A few days ago I took delivery of a used Fujitsu ScanSnap S1500 (currently about 400€ new, I got mine for 235€ on eBay), and started on the long job of making my home office paperless.
xsane
The best news: it works out of the box with Linux (Ubuntu 11.10). Just install xsane as scanning software and you’re running. xsane is great for custom scanning (where you want some colour, some higher resolution (the scanner does up to 600dpi), lineart, duplex …).
scanbuttond
…but for your run-of-the-mill office scanning, you probably just want grey at 150dpi with fairly high compression (comes out at ~150kb per pdf page), and the ability to whack in stacks of paper and just keep on hitting the “Go” button. For this I installed scanbuttond and sane-utils on my home server (a little box under my table) and put together a little buttonpressed.sh script so every time the button is pressed, it creates a pdf in a network shared folder (which has the advantage that I can access my scanned documents from any computer in the house, and even scan without turning my desktop on!)
#!/bin/bash
OUT_DIR=/mnt/raid/scan
TMP_DIR=`mktemp -d`
cd $TMP_DIR
echo "################## Scanning ###################"
scanimage \
--resolution 150 \
--batch=scan_%03d.tif --format=tiff \
--mode Gray \
--device-name "fujitsu:ScanSnap S1500:7739" \
-y 297 -x 210 \
--page-width 210 --page-height 297 \
--sleeptimer 1
echo "############## Converting to PDF ##############"
#Use tiffcp to combine output tiffs to a single mult-page tiff
#tiffcp -c lzw scan_*.tif output.tif
tiffcp scan_*.tif output.tif
#Convert the tiff to PDF
tiff2pdf output.tif -j -q 60 -p A4 > $OUT_DIR/scan_`date +%Y%m%d-%H%M%S`.pdf
cd ..
echo "################ Cleaning Up ################"
rm -rf $TMP_DIR
I took much of the inspiration for the script from this article, which also uses tesseract for OCR, but that just makes a separate text file with the recognised text… I don’t like that, so I’m still looking for a way to embed the detected text into the pdf…
As you can see I had to hard code the scanner name because scanbuttond (last updated in 2006…) passes the device address, but the current version of scanimage needs the device name as given by scanimage -L , so they’re not really compatible with each other any more… :-/
I’ve also set it such that all pdfs will be A4, and like I said earlier, only 150dpi, and pretty lossy jpeg compression – that’s my default preference, YMMV.
The S1500 in detail
Now a little about the scanner itself. It’s about the size and weight of a compact inkjet printer (or a cat).

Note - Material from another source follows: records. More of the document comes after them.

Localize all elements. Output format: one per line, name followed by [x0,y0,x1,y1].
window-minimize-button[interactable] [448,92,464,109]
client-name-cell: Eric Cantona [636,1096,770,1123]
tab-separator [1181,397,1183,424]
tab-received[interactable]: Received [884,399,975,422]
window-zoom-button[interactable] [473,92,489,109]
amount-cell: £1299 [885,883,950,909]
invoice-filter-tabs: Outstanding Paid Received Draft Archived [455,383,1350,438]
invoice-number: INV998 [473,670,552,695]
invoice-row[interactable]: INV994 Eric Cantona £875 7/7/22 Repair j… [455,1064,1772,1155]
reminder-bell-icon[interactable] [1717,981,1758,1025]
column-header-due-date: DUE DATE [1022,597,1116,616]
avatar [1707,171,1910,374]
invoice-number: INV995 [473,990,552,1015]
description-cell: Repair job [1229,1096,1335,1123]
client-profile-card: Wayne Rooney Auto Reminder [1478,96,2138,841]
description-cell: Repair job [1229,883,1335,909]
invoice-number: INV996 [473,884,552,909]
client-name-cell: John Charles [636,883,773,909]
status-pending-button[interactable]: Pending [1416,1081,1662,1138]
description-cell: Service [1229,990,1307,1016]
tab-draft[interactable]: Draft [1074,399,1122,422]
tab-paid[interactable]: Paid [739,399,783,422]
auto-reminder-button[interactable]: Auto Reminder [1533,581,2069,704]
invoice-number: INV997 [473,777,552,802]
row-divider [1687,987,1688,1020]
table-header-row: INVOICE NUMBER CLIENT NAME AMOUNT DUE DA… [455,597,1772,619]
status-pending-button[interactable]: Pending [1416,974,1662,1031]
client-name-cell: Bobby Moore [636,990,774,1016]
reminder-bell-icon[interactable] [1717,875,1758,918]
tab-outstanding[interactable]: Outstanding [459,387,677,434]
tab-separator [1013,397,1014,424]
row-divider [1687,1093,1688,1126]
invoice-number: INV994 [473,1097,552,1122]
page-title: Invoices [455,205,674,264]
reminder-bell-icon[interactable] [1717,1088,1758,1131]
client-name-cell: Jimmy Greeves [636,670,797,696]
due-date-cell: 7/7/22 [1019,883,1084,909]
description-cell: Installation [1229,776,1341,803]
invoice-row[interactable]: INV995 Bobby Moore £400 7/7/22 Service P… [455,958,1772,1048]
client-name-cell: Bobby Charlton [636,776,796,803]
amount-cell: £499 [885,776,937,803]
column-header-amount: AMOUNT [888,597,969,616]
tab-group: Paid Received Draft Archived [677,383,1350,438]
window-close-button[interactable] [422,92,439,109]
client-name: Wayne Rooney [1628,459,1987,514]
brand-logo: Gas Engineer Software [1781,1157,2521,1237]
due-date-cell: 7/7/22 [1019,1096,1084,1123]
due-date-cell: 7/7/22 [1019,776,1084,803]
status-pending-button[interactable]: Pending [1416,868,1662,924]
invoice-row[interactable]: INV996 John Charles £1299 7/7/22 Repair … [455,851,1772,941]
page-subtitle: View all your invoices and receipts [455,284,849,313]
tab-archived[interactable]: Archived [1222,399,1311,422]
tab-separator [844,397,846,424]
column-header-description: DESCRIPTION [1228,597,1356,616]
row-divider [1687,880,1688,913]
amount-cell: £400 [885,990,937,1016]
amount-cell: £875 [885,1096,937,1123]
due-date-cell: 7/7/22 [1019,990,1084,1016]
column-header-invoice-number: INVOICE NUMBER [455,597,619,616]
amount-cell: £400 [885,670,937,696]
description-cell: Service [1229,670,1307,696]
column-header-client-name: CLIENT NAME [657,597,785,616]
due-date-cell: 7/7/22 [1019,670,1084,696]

The fold-in/out mechanism is pretty easy, so I think even though I’m ultimately lazy, I might even flip that shut when I’m done to dust protect it. Other than that there’s not much to say… it has one button: bright blue… I know some people may have a fit at that…). It comes with a 240VAC to 24VDC adapter, and a usb cable. The paper feed opens with a little button on the right, and the insides are readily understandable and cleanable. Did I mention it has two scanning heads, so it does duplex? 🙂
De-papering my office
My first task with the scanner was to scan in my business receipts from last year – that’s about 300 items, but many of the smaller receipts (bus tickets etc.) are pasted onto A4 sheets (many to a sheet). It took me about 30 minutes to scan the lot, including the time to remove any staples or clips (a must!), and a few paper jams. I have no idea how long that would have taken with my old flatbed…

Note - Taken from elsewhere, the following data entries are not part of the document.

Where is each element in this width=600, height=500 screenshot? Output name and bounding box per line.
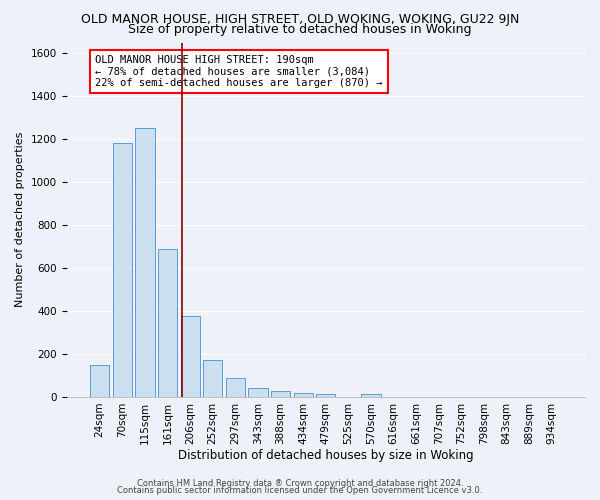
Text: Size of property relative to detached houses in Woking: Size of property relative to detached ho… — [128, 22, 472, 36]
Bar — [136, 128, 155, 397]
Text: OLD MANOR HOUSE, HIGH STREET, OLD WOKING, WOKING, GU22 9JN: OLD MANOR HOUSE, HIGH STREET, OLD WOKING… — [81, 12, 519, 26]
Bar — [271, 390, 290, 397]
Text: Contains HM Land Registry data ® Crown copyright and database right 2024.: Contains HM Land Registry data ® Crown c… — [137, 478, 463, 488]
Bar — [361, 394, 380, 397]
Bar — [248, 388, 268, 397]
Bar — [226, 378, 245, 397]
Y-axis label: Number of detached properties: Number of detached properties — [15, 132, 25, 308]
Bar — [158, 248, 177, 397]
Bar — [203, 360, 223, 397]
Text: Contains public sector information licensed under the Open Government Licence v3: Contains public sector information licen… — [118, 486, 482, 495]
Bar — [316, 394, 335, 397]
Bar — [181, 316, 200, 397]
X-axis label: Distribution of detached houses by size in Woking: Distribution of detached houses by size … — [178, 450, 473, 462]
Bar — [293, 392, 313, 397]
Bar — [113, 144, 132, 397]
Bar — [90, 364, 109, 397]
Text: OLD MANOR HOUSE HIGH STREET: 190sqm
← 78% of detached houses are smaller (3,084): OLD MANOR HOUSE HIGH STREET: 190sqm ← 78… — [95, 55, 383, 88]
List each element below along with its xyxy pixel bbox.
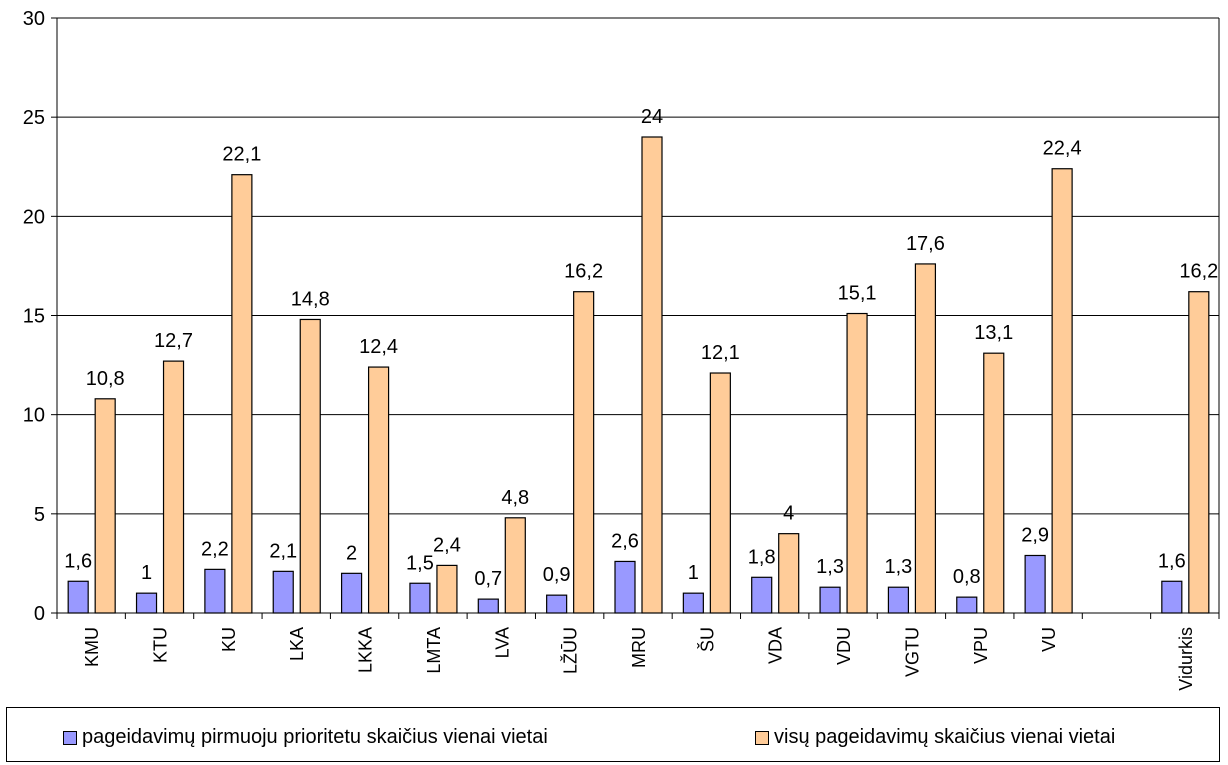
bar-s1-14	[1024, 554, 1046, 614]
data-label-s1-3: 2,1	[269, 540, 297, 562]
data-label-s2-2: 22,1	[222, 144, 261, 166]
bar-s2-9	[709, 372, 731, 614]
data-label-s2-13: 13,1	[974, 322, 1013, 344]
data-label-s2-5: 2,4	[433, 534, 461, 556]
data-label-s1-12: 1,3	[885, 556, 913, 578]
data-label-s2-16: 16,2	[1179, 261, 1218, 283]
bar-s2-14	[1051, 168, 1073, 614]
data-label-s2-1: 12,7	[154, 330, 193, 352]
x-tick-label-8: MRU	[629, 627, 649, 668]
bar-s1-6	[477, 598, 499, 614]
x-tick-label-5: LMTA	[424, 627, 444, 674]
x-tick-label-11: VDU	[834, 627, 854, 665]
data-label-s1-1: 1	[141, 562, 152, 584]
bar-s2-4	[367, 366, 390, 614]
bar-s2-0	[94, 398, 116, 614]
bar-s2-11	[846, 312, 868, 614]
bar-s2-5	[436, 564, 458, 614]
bar-s1-11	[819, 586, 841, 614]
legend-label-series-2: visų pageidavimų skaičius vienai vietai	[774, 726, 1116, 748]
bar-s1-9	[682, 592, 704, 614]
bar-s1-1	[135, 592, 158, 614]
y-tick-label-0: 0	[34, 603, 45, 625]
bar-s2-3	[299, 318, 321, 614]
bar-s2-6	[504, 517, 526, 614]
data-label-s1-9: 1	[688, 562, 699, 584]
bar-s2-7	[573, 291, 595, 614]
data-label-s1-2: 2,2	[201, 538, 229, 560]
bar-s2-2	[231, 174, 253, 614]
bar-s2-12	[914, 263, 937, 614]
bar-s1-3	[272, 570, 294, 614]
x-tick-label-4: LKKA	[356, 627, 376, 673]
data-label-s1-10: 1,8	[748, 546, 776, 568]
bar-s1-5	[409, 582, 431, 614]
bar-s1-10	[751, 576, 773, 614]
y-tick-label-5: 25	[23, 107, 45, 129]
y-tick-label-4: 20	[23, 206, 45, 228]
data-label-s2-9: 12,1	[701, 342, 740, 364]
bar-s1-16	[1161, 580, 1183, 614]
bar-chart: 0 5 10 15 20 25 30 1,6 1 2,2 2,1 2 1,5 0,7 0,9 2,6 1 1,8 1…	[23, 8, 1220, 691]
data-label-s1-13: 0,8	[953, 566, 981, 588]
legend-swatch-series-2	[755, 730, 769, 745]
data-label-s1-4: 2	[346, 542, 357, 564]
data-label-s2-11: 15,1	[838, 283, 877, 305]
x-tick-label-6: LVA	[492, 627, 512, 658]
bar-s1-8	[614, 560, 636, 614]
data-label-s2-6: 4,8	[501, 487, 529, 509]
data-label-s2-0: 10,8	[86, 368, 125, 390]
y-tick-label-1: 5	[34, 504, 45, 526]
y-tick-label-2: 10	[23, 405, 45, 427]
x-tick-label-1: KTU	[151, 627, 171, 663]
x-tick-label-13: VPU	[971, 627, 991, 664]
bar-s2-8	[641, 136, 663, 614]
bar-s1-7	[546, 594, 568, 614]
x-tick-label-14: VU	[1039, 627, 1059, 652]
legend-swatch-series-1	[63, 730, 77, 745]
bar-s1-13	[956, 596, 978, 614]
bar-s1-2	[204, 568, 226, 614]
data-label-s2-10: 4	[783, 503, 794, 525]
bar-s1-12	[887, 586, 910, 614]
bar-s2-10	[778, 533, 800, 614]
data-label-s2-4: 12,4	[359, 336, 398, 358]
x-tick-label-3: LKA	[287, 627, 307, 661]
data-label-s2-3: 14,8	[291, 288, 330, 310]
x-tick-label-0: KMU	[82, 627, 102, 667]
legend-item-series-2: visų pageidavimų skaičius vienai vietai	[755, 726, 1115, 749]
legend-item-series-1: pageidavimų pirmuoju prioritetu skaičius…	[63, 726, 548, 749]
data-label-s1-6: 0,7	[474, 568, 502, 590]
data-label-s1-0: 1,6	[64, 550, 92, 572]
y-tick-label-6: 30	[23, 8, 45, 30]
data-label-s1-8: 2,6	[611, 530, 639, 552]
bar-s2-16	[1188, 291, 1210, 614]
data-label-s1-7: 0,9	[543, 564, 571, 586]
x-tick-label-16: Vidurkis	[1176, 627, 1196, 691]
x-tick-label-12: VGTU	[902, 627, 922, 677]
chart-legend: pageidavimų pirmuoju prioritetu skaičius…	[6, 707, 1220, 762]
data-label-s1-14: 2,9	[1021, 524, 1049, 546]
data-label-s2-14: 22,4	[1043, 138, 1082, 160]
legend-label-series-1: pageidavimų pirmuoju prioritetu skaičius…	[82, 726, 548, 748]
bar-s2-13	[983, 352, 1005, 614]
bar-s2-1	[162, 360, 185, 614]
x-tick-label-9: ŠU	[696, 627, 717, 652]
data-label-s1-11: 1,3	[816, 556, 844, 578]
bar-s1-4	[340, 572, 363, 614]
y-tick-label-3: 15	[23, 306, 45, 328]
x-tick-label-2: KU	[219, 627, 239, 652]
data-label-s2-7: 16,2	[564, 261, 603, 283]
bar-s1-0	[67, 580, 89, 614]
data-label-s2-8: 24	[641, 106, 663, 128]
data-label-s1-16: 1,6	[1158, 550, 1186, 572]
x-tick-label-10: VDA	[766, 627, 786, 664]
data-label-s2-12: 17,6	[906, 233, 945, 255]
data-label-s1-5: 1,5	[406, 552, 434, 574]
x-tick-label-7: LŽŪU	[561, 627, 581, 674]
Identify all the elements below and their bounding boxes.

The s1500 isn’t resistant against paper jams, but I was surprised to see it handled all the worst sheets (lots of different receipts pasted to one sheet) easily, and only had difficulty with the recycled paper we use where the individual sheets stick a bit more to one another because of the rougher surface. With a bit of practice fanning the sheets, this isn’t much of an issue either, but you do have to keep an eye on it as it’s scanning to be sure it got each individual sheet…
All in all, I’m very happy with the decision, and am looking forward to shredding and archiving lots of paper out of my office!